Version: March 2026
1. Controller
Racement GmbH
Bücheloher Str. 20
98693 Ilmenau
Germany
E-mail: info@racement.com
Racement GmbH operates several websites for the organisation and execution of mountain bike sports events, as well as for handling registrations and payments for both our own and external events.
2. General Information on Data Processing
We process personal data exclusively in accordance with the applicable legal provisions, in particular the GDPR. The use of our websites is generally possible without providing personal data. Where personal data are collected, this is done to provide our services, to carry out events or due to legal requirements.
3. Provision of the Website and Server Log Files
When accessing our websites, the following data are automatically processed:
- IP address
- Date and time of access
- Accessed pages
- Browser type and version
- Operating system
- Referrer URL
These data are technically necessary to provide the website and ensure system security. Log files are typically stored for up to 14 days.
Legal basis: Art. 6(1)(f) GDPR.
Hosting provider:
Hetzner Online GmbH, Germany
A data processing agreement is in place.
4. Content Management System and Technical Support
Our websites are operated using Craft CMS and Craft Commerce. Personal data submitted via forms or registrations may be stored within this system.
Technical support:
Secondred GmbH, Erfurt, Germany
A data processing agreement is in place.
5. Registration, Event Entry and External Organisers
To participate in events organised by Racement GmbH or external events for which we handle registration or payment processing, registration is required.

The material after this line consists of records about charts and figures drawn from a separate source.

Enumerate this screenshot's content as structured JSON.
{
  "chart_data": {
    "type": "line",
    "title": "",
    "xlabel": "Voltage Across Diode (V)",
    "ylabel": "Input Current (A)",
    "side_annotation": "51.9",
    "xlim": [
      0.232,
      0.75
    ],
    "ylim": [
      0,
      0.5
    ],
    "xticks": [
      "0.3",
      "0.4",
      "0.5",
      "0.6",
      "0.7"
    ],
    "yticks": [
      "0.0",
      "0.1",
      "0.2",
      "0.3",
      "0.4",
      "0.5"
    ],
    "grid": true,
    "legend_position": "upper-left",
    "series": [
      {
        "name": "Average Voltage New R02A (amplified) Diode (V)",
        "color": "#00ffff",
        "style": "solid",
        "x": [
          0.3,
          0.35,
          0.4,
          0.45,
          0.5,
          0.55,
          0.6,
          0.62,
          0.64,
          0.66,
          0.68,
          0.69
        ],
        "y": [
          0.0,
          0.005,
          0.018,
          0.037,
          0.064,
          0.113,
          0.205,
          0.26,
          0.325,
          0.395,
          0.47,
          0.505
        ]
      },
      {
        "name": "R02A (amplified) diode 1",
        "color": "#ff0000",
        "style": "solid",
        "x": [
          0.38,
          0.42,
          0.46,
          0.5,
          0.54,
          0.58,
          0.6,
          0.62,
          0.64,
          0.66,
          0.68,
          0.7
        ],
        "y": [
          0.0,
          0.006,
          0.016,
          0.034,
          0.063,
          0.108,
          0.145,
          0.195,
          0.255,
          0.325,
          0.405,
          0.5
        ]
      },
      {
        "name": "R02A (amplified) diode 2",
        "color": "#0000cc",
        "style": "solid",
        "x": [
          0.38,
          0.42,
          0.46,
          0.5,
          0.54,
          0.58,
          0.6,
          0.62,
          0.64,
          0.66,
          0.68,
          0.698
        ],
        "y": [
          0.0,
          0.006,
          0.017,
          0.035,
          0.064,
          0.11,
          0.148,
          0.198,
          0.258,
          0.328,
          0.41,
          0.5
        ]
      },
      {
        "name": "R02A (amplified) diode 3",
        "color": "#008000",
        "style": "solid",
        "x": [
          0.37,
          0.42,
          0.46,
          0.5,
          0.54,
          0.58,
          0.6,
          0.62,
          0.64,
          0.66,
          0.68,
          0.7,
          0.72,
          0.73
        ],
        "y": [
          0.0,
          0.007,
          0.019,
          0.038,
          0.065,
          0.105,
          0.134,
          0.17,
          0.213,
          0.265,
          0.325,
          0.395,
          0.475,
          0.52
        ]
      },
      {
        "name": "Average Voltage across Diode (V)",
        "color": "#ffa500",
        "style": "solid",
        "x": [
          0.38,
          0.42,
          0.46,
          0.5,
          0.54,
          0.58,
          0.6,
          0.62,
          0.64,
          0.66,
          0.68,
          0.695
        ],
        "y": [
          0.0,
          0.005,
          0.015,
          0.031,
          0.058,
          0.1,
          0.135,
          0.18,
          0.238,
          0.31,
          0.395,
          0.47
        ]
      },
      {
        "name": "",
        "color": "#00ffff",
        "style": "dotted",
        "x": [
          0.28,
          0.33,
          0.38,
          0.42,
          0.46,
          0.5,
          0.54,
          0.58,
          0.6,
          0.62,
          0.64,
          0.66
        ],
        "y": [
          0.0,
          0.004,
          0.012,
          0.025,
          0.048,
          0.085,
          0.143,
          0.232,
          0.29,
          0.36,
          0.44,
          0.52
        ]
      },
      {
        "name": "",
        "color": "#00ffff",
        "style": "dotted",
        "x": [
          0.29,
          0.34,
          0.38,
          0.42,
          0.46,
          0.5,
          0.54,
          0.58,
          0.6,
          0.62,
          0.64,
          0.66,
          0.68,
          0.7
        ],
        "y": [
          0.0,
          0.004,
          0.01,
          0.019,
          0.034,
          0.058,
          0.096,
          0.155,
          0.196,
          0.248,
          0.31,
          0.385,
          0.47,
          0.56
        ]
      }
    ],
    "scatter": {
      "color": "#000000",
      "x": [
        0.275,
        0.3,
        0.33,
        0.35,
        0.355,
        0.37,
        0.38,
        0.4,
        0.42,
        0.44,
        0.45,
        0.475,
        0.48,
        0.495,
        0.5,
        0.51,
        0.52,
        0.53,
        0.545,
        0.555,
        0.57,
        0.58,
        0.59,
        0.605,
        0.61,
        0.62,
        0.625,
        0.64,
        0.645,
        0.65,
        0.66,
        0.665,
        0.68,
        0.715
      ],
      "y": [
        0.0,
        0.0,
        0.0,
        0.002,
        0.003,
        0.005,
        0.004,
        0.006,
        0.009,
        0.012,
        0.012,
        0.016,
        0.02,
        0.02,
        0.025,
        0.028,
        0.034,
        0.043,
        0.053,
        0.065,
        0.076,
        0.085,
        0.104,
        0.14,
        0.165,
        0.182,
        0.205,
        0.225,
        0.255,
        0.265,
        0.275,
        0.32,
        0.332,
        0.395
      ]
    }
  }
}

We process the following data:
- Name
- Address
- E-mail address
- Phone number
- Date of birth
- Team / club
- Race category
- Start number
- Payment information
- Assignment to an event (own or external)
Processing purposes include event organisation, participant administration, start lists, timekeeping, result lists, communication, payment processing and transfer to external organisers where applicable.
Legal basis: Art. 6(1)(b) GDPR.
6. Transfer to Timekeeping Service Providers
We work with specialised service providers for timekeeping. The following data may be transferred:
- Name
- Start number
- Race category
- Team / club (if applicable)
Legal basis: Art. 6(1)(b) GDPR.
7. Publication of Start and Result Lists
Start and result lists may include:
- Name
- Team / club
- Race category
- Ranking
- Race times
Legal basis: Art. 6(1)(f) GDPR.
8. Communication with Participants
We use Brevo (formerly Sendinblue) for e-mail and SMS communication.
Processed data:
- E-mail address
- Phone number
- Name
- Message content
Legal basis: Art. 6(1)(b) GDPR.
9. Payment Processing
Payments are processed via PayPal. PayPal acts as an independent controller.
Legal basis: Art. 6(1)(b) GDPR.
10. Photo and Video Recordings at Events
Photo and video recordings may be taken at our events for reporting, documentation and public relations.
Legal basis: Art. 6(1)(f) GDPR.
11. Contacting Us
If you contact us by e-mail or via a contact form, the data you provide will be stored for processing your request.
Legal basis: Art. 6(1)(b) GDPR or Art. 6(1)(f) GDPR.
12. Cookies
Our websites use technically necessary cookies. Analytics or marketing cookies are only set with your consent via the cookie banner.
13. Embedded Content and Social Media
Our websites may include embedded content from third-party providers (e.g., YouTube, Instagram).
Legal basis: Art. 6(1)(f) GDPR.
14. YouTube
Our websites may include embedded YouTube videos. When accessing such content, data may be transferred to Google.
Legal basis: Art. 6(1)(f) GDPR or Art. 6(1)(a) GDPR.
15. Google Analytics
Our websites use Google Analytics. Processing takes place only with your consent and with IP anonymisation enabled.
Legal basis: Art. 6(1)(a) GDPR.
16. Minors
Registration of minors is only permitted with the consent of their legal guardians.
17. SSL/TLS Encryption
Our websites use SSL/TLS encryption.
18. Storage Period
Personal data are stored only as long as necessary or as required by law.
19. Rights of Data Subjects
You have the right to access, rectification, erasure, restriction, data portability and objection.
20. Right to Lodge a Complaint
You may lodge a complaint with a supervisory authority.
21. Changes to this Privacy Policy
We reserve the right to update this privacy policy.